Nova Prata, 17 de Setembro de 2019

Dias melhores

Talvez seja um pouco tarde para escrever para o Papai Noel. Se bem que o destinatário desse pedido nem mesmo é ele, pois o “bom velhinho” pouco poderia fazer para que o meu desejo seja atendido. Pensando bem, o melhor receptor para essa mensagem é você mesmo que está dedicando um pouco do seu precioso tempo para ler essas minhas linhas. O que eu quero para esse ano que se descortina é que nós consigamos valorizar as coisas boas, as atitudes, ações e pensamentos capazes de fazer deste um mundo melhor.

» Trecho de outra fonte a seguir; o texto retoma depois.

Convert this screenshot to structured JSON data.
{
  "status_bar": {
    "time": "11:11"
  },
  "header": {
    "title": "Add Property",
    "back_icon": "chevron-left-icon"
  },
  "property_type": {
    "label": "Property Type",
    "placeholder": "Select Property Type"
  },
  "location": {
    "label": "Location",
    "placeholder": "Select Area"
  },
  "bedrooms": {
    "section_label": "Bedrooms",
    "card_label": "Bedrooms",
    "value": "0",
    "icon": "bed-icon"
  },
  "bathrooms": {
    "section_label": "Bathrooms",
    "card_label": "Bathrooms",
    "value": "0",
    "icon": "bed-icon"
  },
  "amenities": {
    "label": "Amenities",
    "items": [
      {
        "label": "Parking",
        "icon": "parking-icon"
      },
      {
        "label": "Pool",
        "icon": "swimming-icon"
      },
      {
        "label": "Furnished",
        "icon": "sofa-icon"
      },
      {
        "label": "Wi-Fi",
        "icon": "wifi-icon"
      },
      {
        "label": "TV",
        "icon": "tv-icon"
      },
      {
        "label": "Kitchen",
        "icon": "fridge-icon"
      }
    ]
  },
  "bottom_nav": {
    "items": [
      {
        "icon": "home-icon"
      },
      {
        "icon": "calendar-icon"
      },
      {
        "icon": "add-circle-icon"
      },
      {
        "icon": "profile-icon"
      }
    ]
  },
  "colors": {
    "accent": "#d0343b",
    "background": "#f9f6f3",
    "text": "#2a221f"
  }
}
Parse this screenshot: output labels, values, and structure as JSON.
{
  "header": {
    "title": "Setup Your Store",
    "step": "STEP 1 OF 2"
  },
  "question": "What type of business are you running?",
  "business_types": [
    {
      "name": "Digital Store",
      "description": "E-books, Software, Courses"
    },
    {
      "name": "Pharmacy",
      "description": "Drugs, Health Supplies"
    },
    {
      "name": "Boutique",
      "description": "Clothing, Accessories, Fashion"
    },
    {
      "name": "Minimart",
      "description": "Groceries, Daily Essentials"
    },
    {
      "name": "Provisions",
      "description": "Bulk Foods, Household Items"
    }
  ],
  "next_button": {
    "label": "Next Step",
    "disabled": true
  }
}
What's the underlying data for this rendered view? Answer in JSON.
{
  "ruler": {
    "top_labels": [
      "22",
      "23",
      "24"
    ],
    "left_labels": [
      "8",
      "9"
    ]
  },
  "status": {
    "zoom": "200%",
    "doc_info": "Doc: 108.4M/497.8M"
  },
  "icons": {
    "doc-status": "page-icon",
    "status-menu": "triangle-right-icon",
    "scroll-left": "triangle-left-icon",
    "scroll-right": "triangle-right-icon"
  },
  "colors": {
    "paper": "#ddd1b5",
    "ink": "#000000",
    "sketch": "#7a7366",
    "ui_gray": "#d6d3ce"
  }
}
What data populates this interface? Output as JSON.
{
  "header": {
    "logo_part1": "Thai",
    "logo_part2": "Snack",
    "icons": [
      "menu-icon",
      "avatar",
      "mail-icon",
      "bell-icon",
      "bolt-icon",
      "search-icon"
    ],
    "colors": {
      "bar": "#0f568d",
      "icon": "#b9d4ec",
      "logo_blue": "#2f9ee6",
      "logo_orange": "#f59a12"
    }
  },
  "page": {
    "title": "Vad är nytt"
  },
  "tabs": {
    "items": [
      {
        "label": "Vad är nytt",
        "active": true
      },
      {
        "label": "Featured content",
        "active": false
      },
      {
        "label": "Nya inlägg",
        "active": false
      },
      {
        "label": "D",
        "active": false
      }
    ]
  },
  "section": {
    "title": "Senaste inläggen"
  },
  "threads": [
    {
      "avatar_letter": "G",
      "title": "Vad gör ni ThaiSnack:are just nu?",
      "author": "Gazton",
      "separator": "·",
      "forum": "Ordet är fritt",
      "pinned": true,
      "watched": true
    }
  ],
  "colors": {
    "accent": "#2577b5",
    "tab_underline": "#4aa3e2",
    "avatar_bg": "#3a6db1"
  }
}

Logo no primeiro dia da faculdade de Jornalismo, aprendi que a notícia não é quando o cachorro morde o homem, afinal isso é corriqueiro, mas, sim, o contrário. Porém, estou farto de ler, ouvir e assistir sobre fatos que dão a impressão de que a humanidade está condenada, por si própria, a um triste fim. Confesso que há algum tempo aboli do meu dia-a-dia os telejornais, assim não sou obrigado a deglutir, juntamente com o almoço ou o jantar, “temperos” nada agradáveis, como mortes de não sei onde por atentado terrorista ou da mãe que foi assassinada ao buscar o filho na escola.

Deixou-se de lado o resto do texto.